And now another story of new Coronavirus Flight Requirements causing troubles for passengers; A mother travelling from Fort Myers in Florida, to Chicago said she was escorted off her Southwest Airline flight on Saturday 12 September, because her 2-year-old son was snacking prior to takeoff and so wasn’t wearing his mask.
What happened here?
The mother – 34-year-old Jodi Degyansky, said she wants airlines to have more compassion for parents who have toddlers that might have difficulty wearing their masks for a long time. “We are trying to get used to it, but he’s 2,” she said.
Degyansky said she flew to Florida to visit her family in Naples. On her arrival flight to Southwest Florida International Airport, the flight attendants were much more understanding however “On the way back I was surprised the flight attendants were much stricter,”
Degyansky said she boarded the flight with her son, Hayes, where he took off his mask to eat some of the snacks that were served. On multiple occasions, a flight attendant told her that he needed to be masked, but he was eating, she said. The plane had already left the gate, but returned for staff to escort them off the flight. For about 15 minutes, Degyansky argued with airline staff that her son had his mask back on now, but they did not listen to her and went ahead with a removal from the flight anyway.
Was this lawful?
According to CDC guidelines, children 2 years and older should wear a mask over their nose and mouth if its difficult to social distance. This is dissimilar to other countries such as the UK and EU, where guidance instead only recommends masks for children over the age of 12.

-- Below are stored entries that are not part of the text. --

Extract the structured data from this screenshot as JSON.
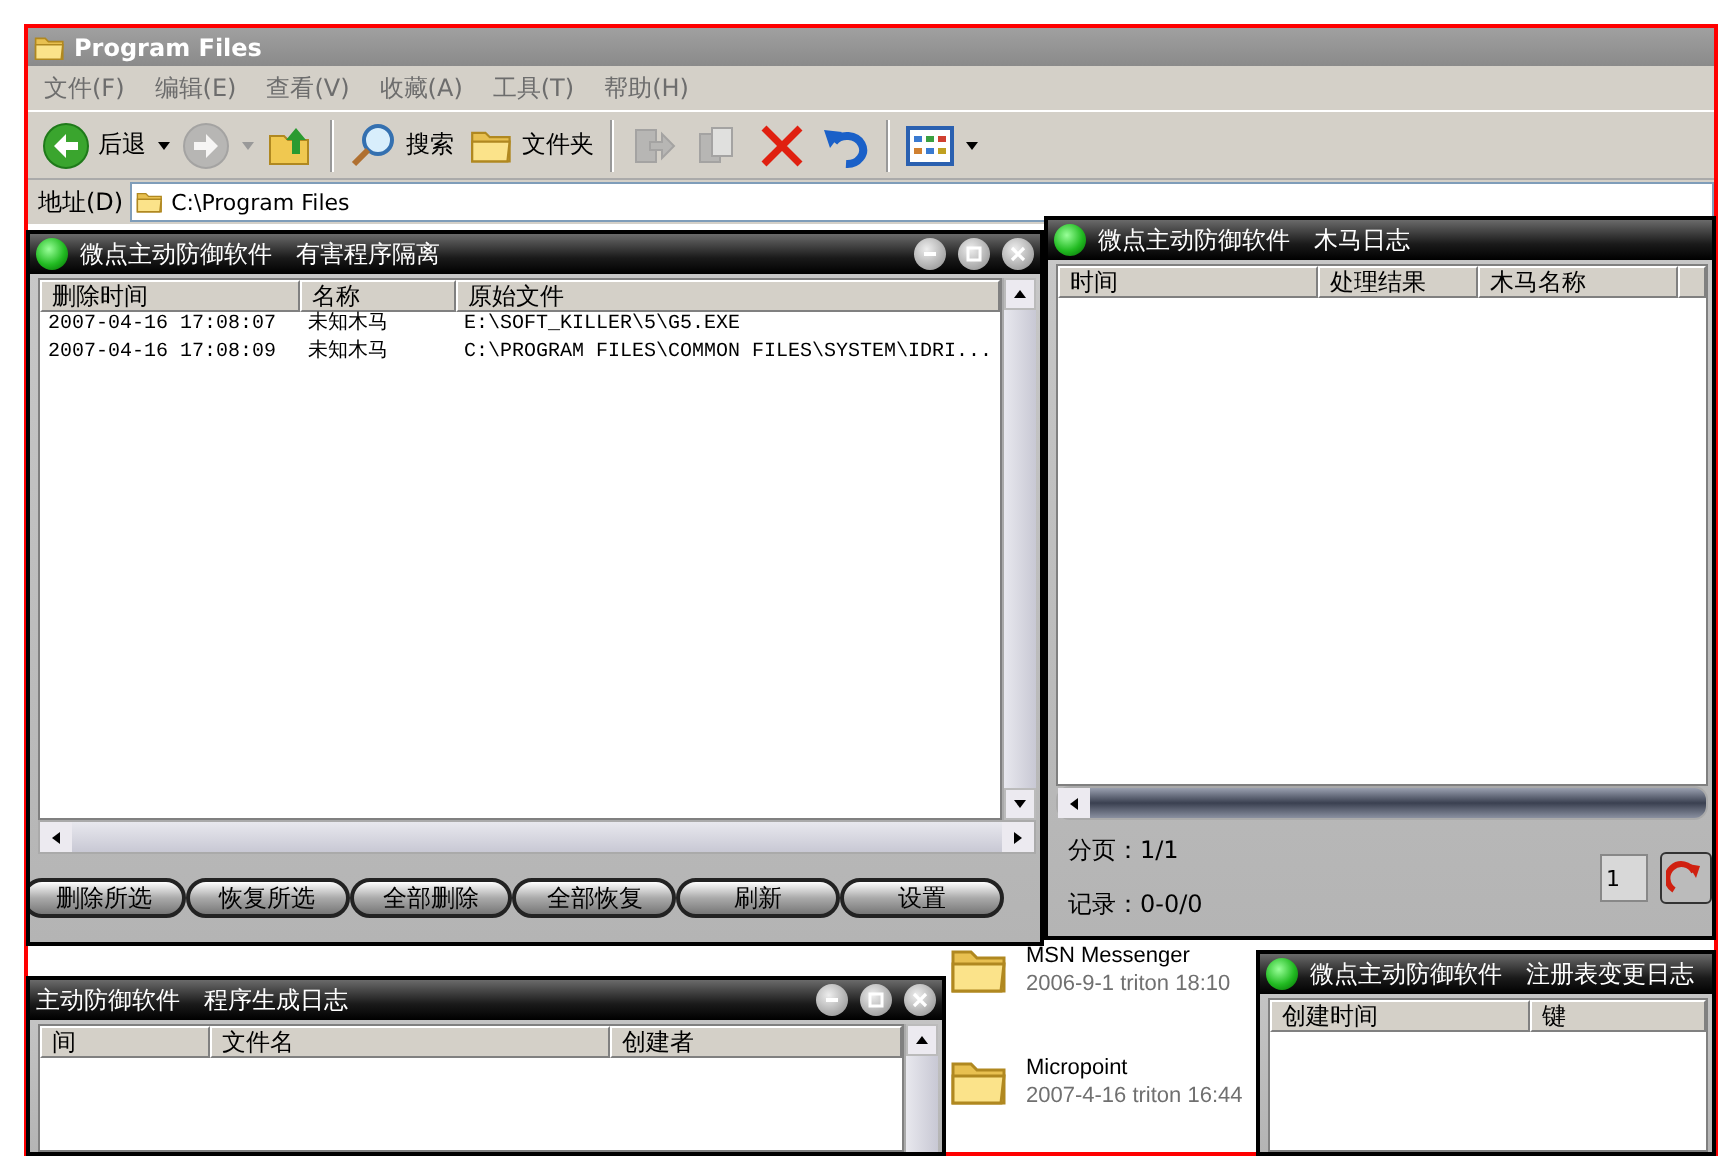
{
  "explorer": {
    "title": "Program Files",
    "menu": [
      "文件(F)",
      "编辑(E)",
      "查看(V)",
      "收藏(A)",
      "工具(T)",
      "帮助(H)"
    ],
    "toolbar": [
      {
        "kind": "back",
        "label": "后退",
        "disabled": false
      },
      {
        "kind": "forward",
        "disabled": true
      },
      {
        "kind": "up",
        "disabled": false
      },
      {
        "kind": "search",
        "label": "搜索",
        "disabled": false
      },
      {
        "kind": "folders",
        "label": "文件夹",
        "disabled": false
      },
      {
        "kind": "move",
        "disabled": true
      },
      {
        "kind": "copy",
        "disabled": true
      },
      {
        "kind": "delete",
        "disabled": false
      },
      {
        "kind": "undo",
        "disabled": false
      },
      {
        "kind": "views",
        "disabled": false
      }
    ],
    "address": {
      "label": "地址(D)",
      "value": "C:\\Program Files"
    },
    "items": [
      {
        "name": "MSN Messenger",
        "meta": "2006-9-1 triton 18:10"
      },
      {
        "name": "Micropoint",
        "meta": "2007-4-16 triton 16:44"
      }
    ]
  },
  "windows": [
    {
      "kind": "quarantine",
      "title": "微点主动防御软件　有害程序隔离",
      "columns": [
        "删除时间",
        "名称",
        "原始文件"
      ],
      "rows": [
        [
          "2007-04-16 17:08:07",
          "未知木马",
          "E:\\SOFT_KILLER\\5\\G5.EXE"
        ],
        [
          "2007-04-16 17:08:09",
          "未知木马",
          "C:\\PROGRAM FILES\\COMMON FILES\\SYSTEM\\IDRI..."
        ]
      ],
      "buttons": [
        "删除所选",
        "恢复所选",
        "全部删除",
        "全部恢复",
        "刷新",
        "设置"
      ]
    },
    {
      "kind": "trojan_log",
      "title": "微点主动防御软件　木马日志",
      "columns": [
        "时间",
        "处理结果",
        "木马名称"
      ],
      "pager": {
        "page": "分页：1/1",
        "records": "记录：0-0/0",
        "page_input": "1"
      }
    },
    {
      "kind": "registry_log",
      "title": "微点主动防御软件　注册表变更日志",
      "columns": [
        "创建时间",
        "键"
      ]
    },
    {
      "kind": "program_log",
      "title": "主动防御软件　程序生成日志",
      "columns": [
        "间",
        "文件名",
        "创建者"
      ]
    }
  ]
}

“My toddler who literally turned 2 two weeks ago. … I know you have to draw the line but let’s be a little compassionate with everyone’s individual circumstances,”

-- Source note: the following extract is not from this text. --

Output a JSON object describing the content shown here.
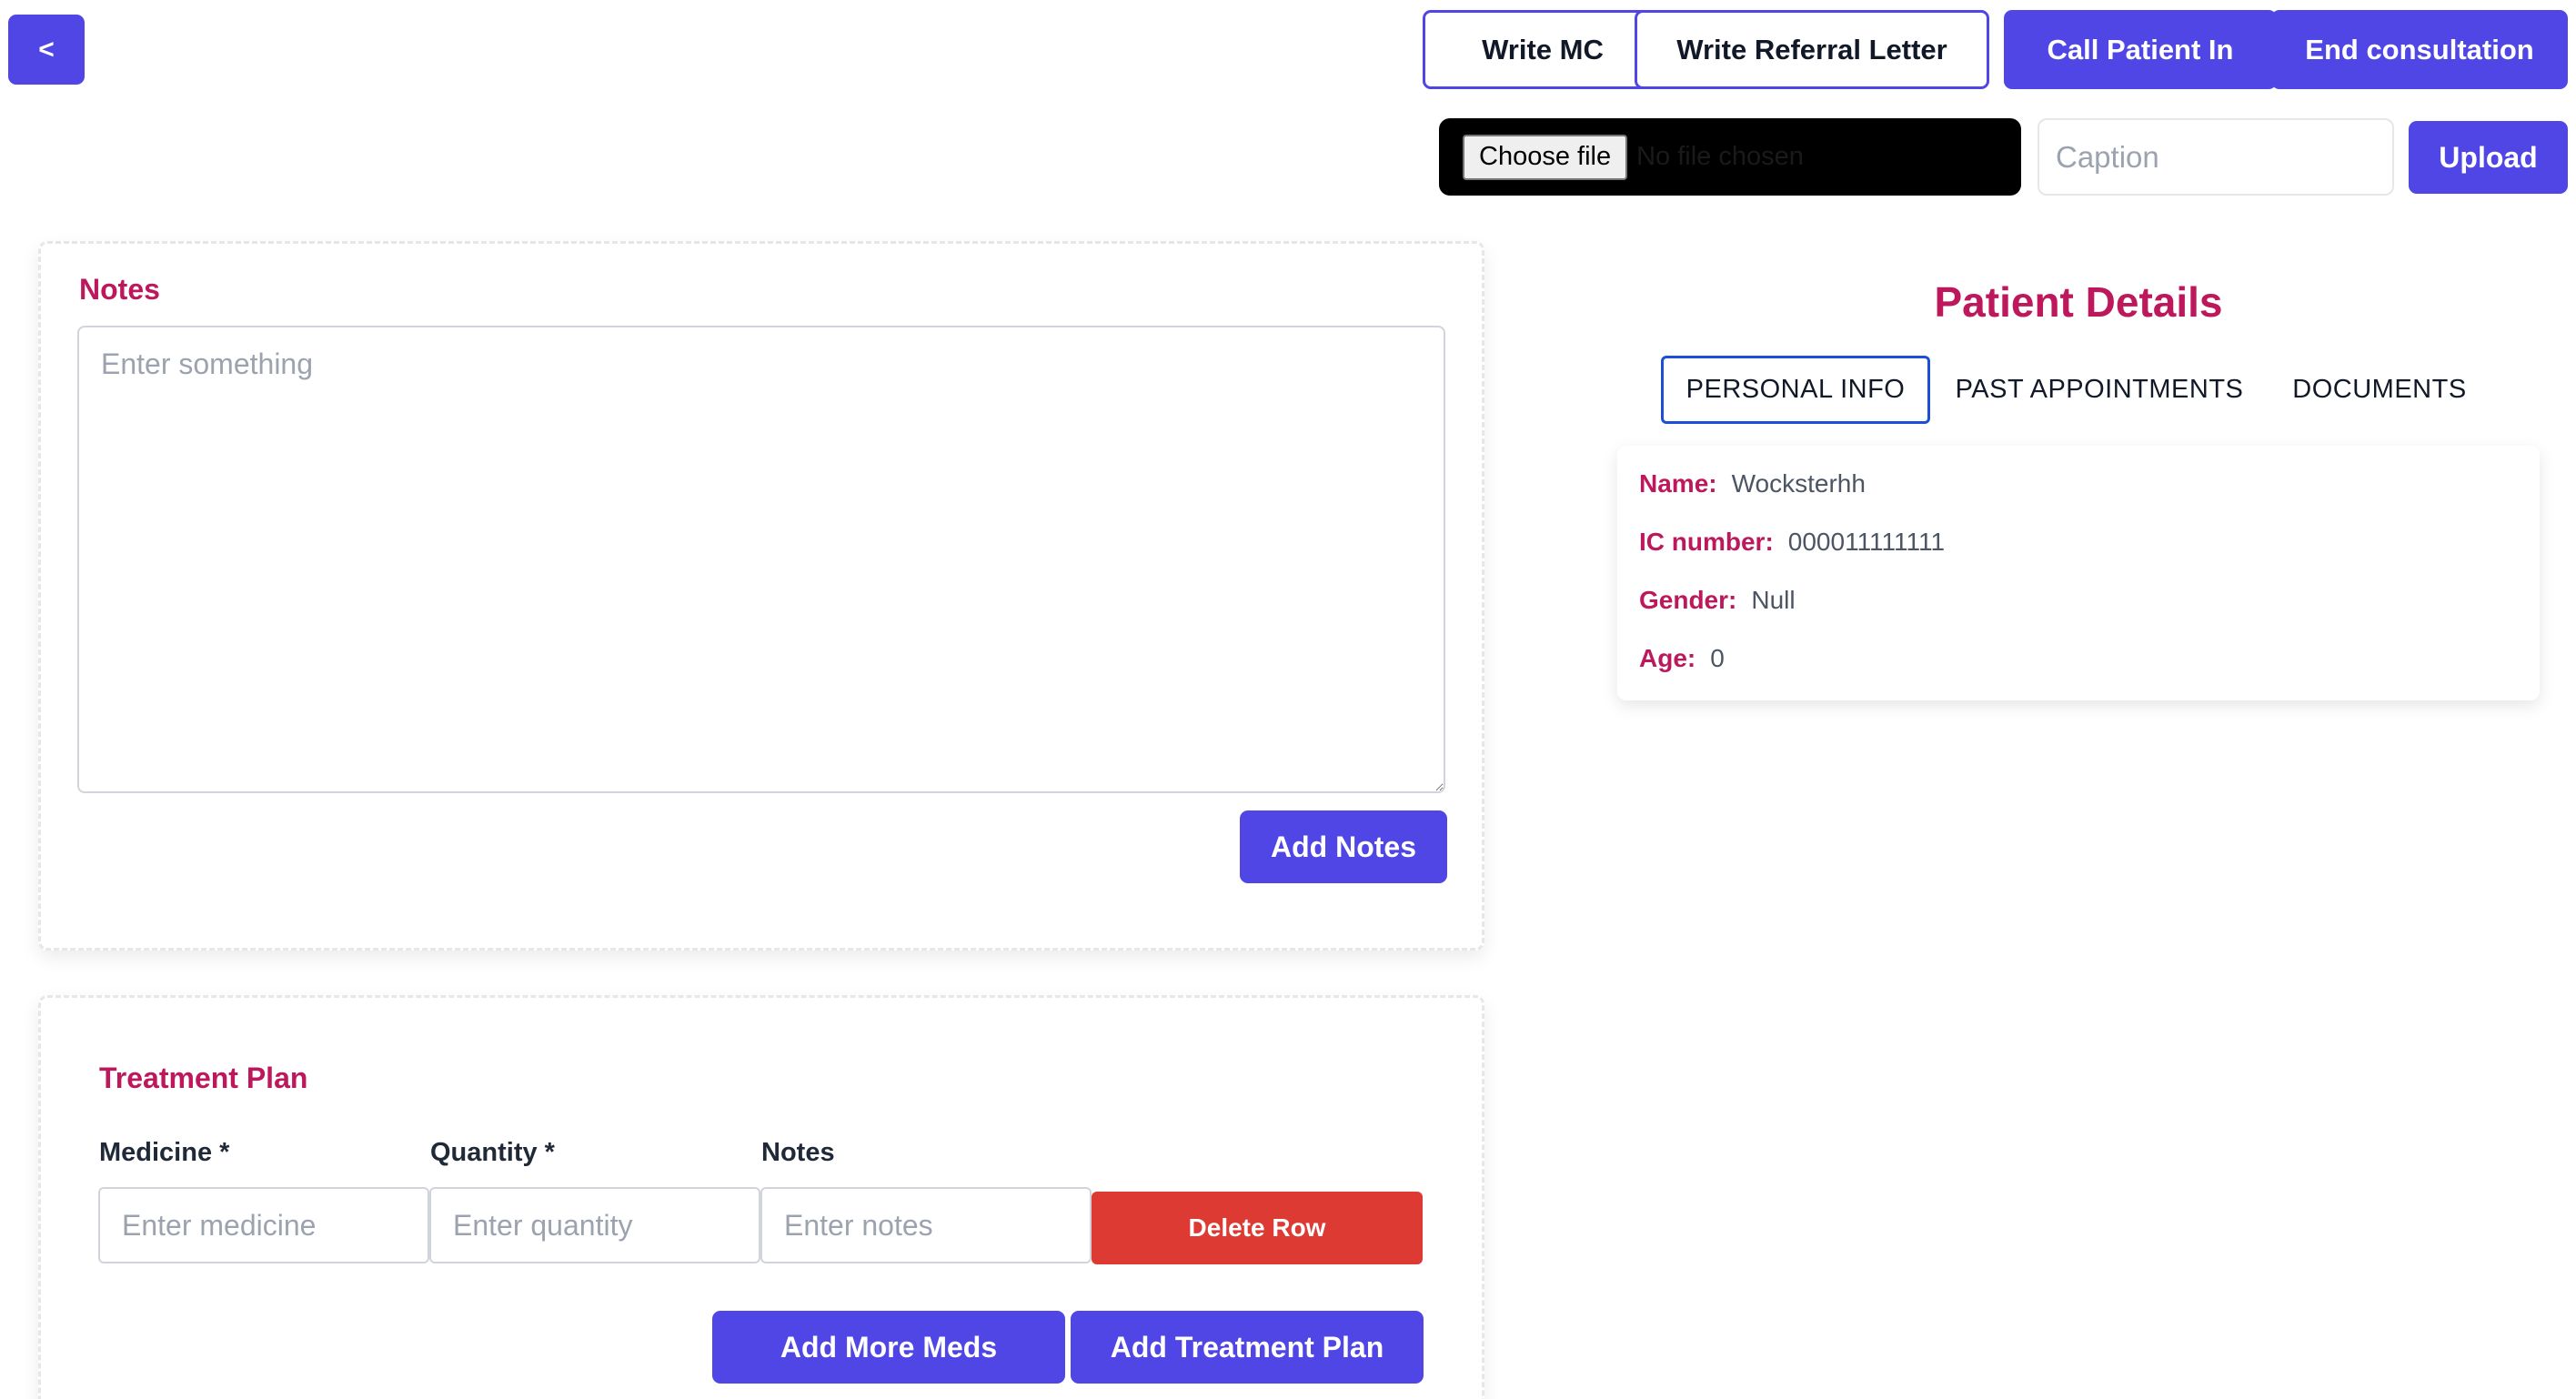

Degyansky said a flight attendant told her that parents were using snacks and chips as an excuse to not put masks on their toddlers and it did not make her child exempt from wearing a mask for the flight.
She said it was humiliating to have the plane return to the gate so she could be escorted off. According to her, the airline offered to find her another flight for later in the day, but none were direct to Chicago until two-days later on Monday, she said. Instead, she was forced to book a flight on American Airlines, costing an extra $600.